Mijn maag knort. De baklucht van het pak koekjes voor me op tafel, dringt zich aan me op. Terwijl ik met één hand de toetsen op mijn klavier bedien, schrok ik het ene na het andere koekje binnen. Mijn hand zoekt in het pak. De doos is leeg.
Het zoet heeft mijn honger niet kunnen stillen. Dit was het eerste wat ik vandaag at, bedenk ik ineens. En daarmee is mijn concentratie verdwenen.
Het is te laat voor het avondeten, het restaurant is op dit uur al gesloten.
In de hoop in de bar iets eetbaars te vinden, loop ik de trap af. De lift is geen alternatief. Sinds Erik vanmorgen vertrok haat ik het belletje waarmee hij zich aanmeldt.
Beneden loop ik Udo tegen het lijf. Hij kijkt langs me heen alsof ik voor hem niet besta. Ik wijs op de schotel lasagne die hij op een plateau in zijn handen draagt.
“Is er nog eten te krijgen in de bar?"
Zonder te antwoorden stapt hij de lift in en kijkt me fel en beschuldigend, recht in de ogen.

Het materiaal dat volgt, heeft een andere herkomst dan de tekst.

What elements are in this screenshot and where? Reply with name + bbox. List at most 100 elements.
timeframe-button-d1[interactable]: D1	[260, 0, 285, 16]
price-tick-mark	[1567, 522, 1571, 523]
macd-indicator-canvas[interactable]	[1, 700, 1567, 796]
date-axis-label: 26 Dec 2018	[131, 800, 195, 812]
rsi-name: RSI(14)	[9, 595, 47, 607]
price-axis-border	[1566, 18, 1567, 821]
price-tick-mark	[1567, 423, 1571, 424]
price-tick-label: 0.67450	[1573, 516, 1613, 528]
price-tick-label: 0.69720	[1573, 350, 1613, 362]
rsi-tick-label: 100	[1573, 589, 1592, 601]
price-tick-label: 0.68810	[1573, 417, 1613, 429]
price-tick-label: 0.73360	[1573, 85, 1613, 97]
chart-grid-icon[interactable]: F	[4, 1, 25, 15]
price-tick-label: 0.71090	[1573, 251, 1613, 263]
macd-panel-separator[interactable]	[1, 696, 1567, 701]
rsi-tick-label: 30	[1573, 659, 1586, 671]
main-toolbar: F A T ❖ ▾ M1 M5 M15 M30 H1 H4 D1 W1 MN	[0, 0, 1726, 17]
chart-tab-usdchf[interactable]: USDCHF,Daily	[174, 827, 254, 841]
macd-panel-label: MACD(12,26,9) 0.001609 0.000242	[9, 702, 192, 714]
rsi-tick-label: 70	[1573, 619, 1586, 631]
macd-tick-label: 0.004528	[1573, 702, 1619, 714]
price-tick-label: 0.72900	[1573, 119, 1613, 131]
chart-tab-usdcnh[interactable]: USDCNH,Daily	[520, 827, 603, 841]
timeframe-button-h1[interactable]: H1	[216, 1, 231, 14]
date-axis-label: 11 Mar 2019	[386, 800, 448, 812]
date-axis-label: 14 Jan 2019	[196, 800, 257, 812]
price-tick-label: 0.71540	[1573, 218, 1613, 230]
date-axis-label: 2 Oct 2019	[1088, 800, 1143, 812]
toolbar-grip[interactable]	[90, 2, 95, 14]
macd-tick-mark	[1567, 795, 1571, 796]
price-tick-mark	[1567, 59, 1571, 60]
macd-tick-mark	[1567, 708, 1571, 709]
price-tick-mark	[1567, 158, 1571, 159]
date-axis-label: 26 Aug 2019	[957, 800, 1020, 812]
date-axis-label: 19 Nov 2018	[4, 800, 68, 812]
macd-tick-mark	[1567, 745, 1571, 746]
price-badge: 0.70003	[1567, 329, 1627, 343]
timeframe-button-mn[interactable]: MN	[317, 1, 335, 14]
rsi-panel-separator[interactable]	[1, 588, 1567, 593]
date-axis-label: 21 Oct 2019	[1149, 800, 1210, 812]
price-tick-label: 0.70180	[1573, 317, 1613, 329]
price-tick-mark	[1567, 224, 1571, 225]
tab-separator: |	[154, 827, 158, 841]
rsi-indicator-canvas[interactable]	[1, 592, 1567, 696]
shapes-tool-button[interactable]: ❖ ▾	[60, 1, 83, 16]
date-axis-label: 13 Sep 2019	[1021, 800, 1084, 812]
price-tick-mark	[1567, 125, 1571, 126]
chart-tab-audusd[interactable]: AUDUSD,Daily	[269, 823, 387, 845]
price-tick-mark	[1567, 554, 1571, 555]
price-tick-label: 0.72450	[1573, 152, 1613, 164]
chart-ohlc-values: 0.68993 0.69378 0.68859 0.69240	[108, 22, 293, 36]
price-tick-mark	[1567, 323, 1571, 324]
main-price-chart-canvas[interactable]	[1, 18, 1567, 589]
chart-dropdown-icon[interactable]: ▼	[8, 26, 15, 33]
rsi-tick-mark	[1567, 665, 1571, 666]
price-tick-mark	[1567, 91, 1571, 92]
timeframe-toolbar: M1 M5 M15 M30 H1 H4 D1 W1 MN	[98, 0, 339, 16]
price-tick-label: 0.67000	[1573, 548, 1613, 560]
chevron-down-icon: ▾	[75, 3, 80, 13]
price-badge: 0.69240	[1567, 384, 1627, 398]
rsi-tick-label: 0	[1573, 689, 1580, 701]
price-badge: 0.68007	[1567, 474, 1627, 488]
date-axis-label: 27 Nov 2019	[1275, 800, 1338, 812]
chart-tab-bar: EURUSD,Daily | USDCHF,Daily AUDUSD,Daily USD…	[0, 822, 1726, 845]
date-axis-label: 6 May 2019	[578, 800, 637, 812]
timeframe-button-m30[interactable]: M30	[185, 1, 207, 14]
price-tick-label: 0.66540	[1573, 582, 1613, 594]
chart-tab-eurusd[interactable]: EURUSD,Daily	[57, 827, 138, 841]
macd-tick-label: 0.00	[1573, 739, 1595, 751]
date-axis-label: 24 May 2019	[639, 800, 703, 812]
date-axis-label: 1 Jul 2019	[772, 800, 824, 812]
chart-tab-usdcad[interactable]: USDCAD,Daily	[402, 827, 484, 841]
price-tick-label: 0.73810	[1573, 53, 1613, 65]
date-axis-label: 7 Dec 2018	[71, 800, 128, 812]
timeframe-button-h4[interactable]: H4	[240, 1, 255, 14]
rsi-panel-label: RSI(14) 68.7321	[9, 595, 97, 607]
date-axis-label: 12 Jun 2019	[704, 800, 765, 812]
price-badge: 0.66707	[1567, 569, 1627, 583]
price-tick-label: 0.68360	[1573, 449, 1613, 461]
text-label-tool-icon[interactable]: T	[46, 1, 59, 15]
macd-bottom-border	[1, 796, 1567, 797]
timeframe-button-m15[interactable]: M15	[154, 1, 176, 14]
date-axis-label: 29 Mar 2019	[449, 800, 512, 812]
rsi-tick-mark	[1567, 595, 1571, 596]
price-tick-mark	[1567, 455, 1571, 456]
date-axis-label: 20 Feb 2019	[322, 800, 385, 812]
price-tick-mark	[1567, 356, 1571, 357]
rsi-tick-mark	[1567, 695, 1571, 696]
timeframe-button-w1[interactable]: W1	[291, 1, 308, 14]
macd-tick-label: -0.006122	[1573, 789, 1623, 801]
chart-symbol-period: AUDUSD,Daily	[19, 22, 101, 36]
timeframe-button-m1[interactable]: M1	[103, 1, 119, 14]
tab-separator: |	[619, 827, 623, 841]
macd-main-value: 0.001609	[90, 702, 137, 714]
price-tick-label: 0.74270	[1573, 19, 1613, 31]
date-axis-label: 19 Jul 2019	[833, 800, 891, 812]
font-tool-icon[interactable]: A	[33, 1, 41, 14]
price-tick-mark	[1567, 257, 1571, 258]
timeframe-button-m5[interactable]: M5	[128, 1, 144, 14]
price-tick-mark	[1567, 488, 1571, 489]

Het is rustig in de bar. Net of iedereen na het optreden van gisterenavond, vandaag vroeg naar bed is. Ik bestel een croque-chêvre. De juiste keuze blijkt. Naast het gegrilde broodje met geitenkaas en spekblokjes, ligt mijn bord voor de helft vol met sla, uitjes, tomaat zelfs druifjes, ananas en aardbeien.
Het verrukkelijke eten kan het ontwaken van de wereld rondom mij niet tegenhouden. De beschuldigende blik van Udo heeft me uit mijn droom met Sam gerukt.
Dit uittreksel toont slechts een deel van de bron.